Typically, about five follicles begin maturing each month. During ovulation, one or more follicles will release a mature egg. In a woman who has polycystic ovaries, twice the normal number of follicles mature each month. However, the bulk of these eggs are not released.
While roughly 30 percent of women have polycystic ovaries, roughly half of that amount go on to develop polycystic ovary syndrome (PCOS).
Insulin resistance is thought to be the origin of the syndrome. Insulin resistance leads the body to flood your system with extra insulin. This causes the cycle regulating hormones to get out of balance as well. One of the hormones is testosterone. The extra testosterone impedes ovulation, which compromises fertility.

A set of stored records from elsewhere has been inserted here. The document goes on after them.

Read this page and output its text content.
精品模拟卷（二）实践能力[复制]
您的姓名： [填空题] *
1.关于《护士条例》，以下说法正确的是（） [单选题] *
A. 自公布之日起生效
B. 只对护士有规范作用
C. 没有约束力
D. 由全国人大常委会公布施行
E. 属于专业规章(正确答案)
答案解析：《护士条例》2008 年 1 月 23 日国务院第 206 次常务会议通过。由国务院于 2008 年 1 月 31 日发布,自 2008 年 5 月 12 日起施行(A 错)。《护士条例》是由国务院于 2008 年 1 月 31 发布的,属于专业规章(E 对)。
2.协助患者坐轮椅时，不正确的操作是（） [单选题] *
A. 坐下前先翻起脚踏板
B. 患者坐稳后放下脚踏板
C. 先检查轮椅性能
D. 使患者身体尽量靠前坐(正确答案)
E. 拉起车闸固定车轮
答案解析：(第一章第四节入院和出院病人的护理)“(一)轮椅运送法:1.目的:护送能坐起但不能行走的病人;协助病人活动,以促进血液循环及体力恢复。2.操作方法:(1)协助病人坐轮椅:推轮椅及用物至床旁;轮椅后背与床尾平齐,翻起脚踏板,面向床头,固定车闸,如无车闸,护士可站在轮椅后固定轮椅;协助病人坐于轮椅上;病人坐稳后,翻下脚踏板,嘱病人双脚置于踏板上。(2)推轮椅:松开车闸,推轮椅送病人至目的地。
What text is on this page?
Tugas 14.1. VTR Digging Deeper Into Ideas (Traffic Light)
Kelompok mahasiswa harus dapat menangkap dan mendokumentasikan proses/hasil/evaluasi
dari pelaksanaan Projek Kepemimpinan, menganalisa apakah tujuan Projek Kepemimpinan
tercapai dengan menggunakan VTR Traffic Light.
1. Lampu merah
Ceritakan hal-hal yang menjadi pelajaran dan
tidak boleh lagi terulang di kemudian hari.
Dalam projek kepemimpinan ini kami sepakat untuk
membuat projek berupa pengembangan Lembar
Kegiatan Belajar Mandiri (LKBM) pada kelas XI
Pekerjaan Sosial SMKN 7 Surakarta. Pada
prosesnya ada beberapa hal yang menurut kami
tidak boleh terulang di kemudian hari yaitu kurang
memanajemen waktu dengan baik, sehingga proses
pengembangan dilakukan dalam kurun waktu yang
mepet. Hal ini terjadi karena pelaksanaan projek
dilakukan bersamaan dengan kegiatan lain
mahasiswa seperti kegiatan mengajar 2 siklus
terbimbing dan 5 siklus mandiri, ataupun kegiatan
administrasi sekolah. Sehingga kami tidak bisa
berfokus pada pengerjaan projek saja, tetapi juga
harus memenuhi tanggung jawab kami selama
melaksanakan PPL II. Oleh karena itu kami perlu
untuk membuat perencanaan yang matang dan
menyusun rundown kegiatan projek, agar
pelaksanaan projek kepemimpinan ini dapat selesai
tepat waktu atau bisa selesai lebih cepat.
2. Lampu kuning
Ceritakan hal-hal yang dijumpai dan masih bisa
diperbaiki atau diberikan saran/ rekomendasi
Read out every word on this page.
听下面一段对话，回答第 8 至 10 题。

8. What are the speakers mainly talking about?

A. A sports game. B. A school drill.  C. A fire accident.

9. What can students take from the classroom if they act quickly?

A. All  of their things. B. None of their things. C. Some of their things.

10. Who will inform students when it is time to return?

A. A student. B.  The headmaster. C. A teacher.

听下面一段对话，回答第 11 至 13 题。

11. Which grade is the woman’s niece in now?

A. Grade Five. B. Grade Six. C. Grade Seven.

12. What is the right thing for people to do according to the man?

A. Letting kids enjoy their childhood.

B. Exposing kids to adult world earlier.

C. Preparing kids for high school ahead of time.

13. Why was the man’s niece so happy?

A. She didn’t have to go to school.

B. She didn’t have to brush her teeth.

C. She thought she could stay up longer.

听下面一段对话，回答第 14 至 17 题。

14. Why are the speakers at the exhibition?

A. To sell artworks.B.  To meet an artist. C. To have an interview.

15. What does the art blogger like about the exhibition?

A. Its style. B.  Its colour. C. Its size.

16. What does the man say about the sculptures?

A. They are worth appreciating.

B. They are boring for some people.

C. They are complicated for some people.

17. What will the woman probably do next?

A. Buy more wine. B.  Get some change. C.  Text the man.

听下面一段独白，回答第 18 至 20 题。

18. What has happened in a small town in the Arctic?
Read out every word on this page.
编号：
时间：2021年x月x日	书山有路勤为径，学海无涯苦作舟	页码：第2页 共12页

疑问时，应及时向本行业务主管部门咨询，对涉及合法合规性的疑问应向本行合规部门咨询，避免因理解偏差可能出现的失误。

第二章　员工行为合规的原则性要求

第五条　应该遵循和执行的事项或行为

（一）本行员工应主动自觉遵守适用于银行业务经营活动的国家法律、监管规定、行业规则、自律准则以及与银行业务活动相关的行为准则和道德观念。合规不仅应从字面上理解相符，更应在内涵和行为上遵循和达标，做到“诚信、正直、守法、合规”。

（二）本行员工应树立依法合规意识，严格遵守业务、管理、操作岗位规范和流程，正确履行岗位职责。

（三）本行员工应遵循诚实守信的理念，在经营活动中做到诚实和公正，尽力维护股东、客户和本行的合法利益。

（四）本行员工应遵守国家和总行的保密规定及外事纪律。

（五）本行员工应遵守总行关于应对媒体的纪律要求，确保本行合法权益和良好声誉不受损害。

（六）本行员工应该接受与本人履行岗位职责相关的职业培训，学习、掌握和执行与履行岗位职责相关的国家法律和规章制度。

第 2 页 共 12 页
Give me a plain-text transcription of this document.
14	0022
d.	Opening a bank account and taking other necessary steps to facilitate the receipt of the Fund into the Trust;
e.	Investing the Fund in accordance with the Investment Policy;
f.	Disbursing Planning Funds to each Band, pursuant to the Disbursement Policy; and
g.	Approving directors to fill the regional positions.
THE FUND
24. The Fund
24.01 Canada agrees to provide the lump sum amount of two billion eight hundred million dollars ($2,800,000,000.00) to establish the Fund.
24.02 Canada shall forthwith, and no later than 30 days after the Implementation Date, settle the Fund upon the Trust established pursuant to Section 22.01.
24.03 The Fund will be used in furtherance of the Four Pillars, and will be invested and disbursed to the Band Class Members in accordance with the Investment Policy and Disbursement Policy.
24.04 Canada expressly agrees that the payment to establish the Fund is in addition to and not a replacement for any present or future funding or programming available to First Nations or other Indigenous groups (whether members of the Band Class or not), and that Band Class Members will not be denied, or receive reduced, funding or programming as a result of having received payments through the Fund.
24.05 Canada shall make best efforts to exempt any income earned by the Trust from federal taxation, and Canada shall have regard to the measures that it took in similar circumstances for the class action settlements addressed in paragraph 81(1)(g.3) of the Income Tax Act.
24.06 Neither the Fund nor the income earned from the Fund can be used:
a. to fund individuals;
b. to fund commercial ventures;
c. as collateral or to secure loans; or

The symptoms of PCOS include irregular periods. Some women do not have periods. When menstruation does occur, the bleeding can range from light to very heavy. Abdominal discomfort is also common. A common symptom is excessive hair growth. This will occur on the face, abdomen, and chest. Women with PCOS often struggle with acne as well. Issues with weight are often prevalent in women with PCOS.
PCOS is diagnosed through medical history, ultrasound, and blood tests. Treatment ranges from lifestyle changes, medications, creams, and even surgery. Your treatment will hinge on your plans to conceive.
To manage the pain, try warm baths, hot water bottles, over-the-counter medications, and loose clothing. Excess body hair can be addressed through waxing, electrolysis, or laser hair removal.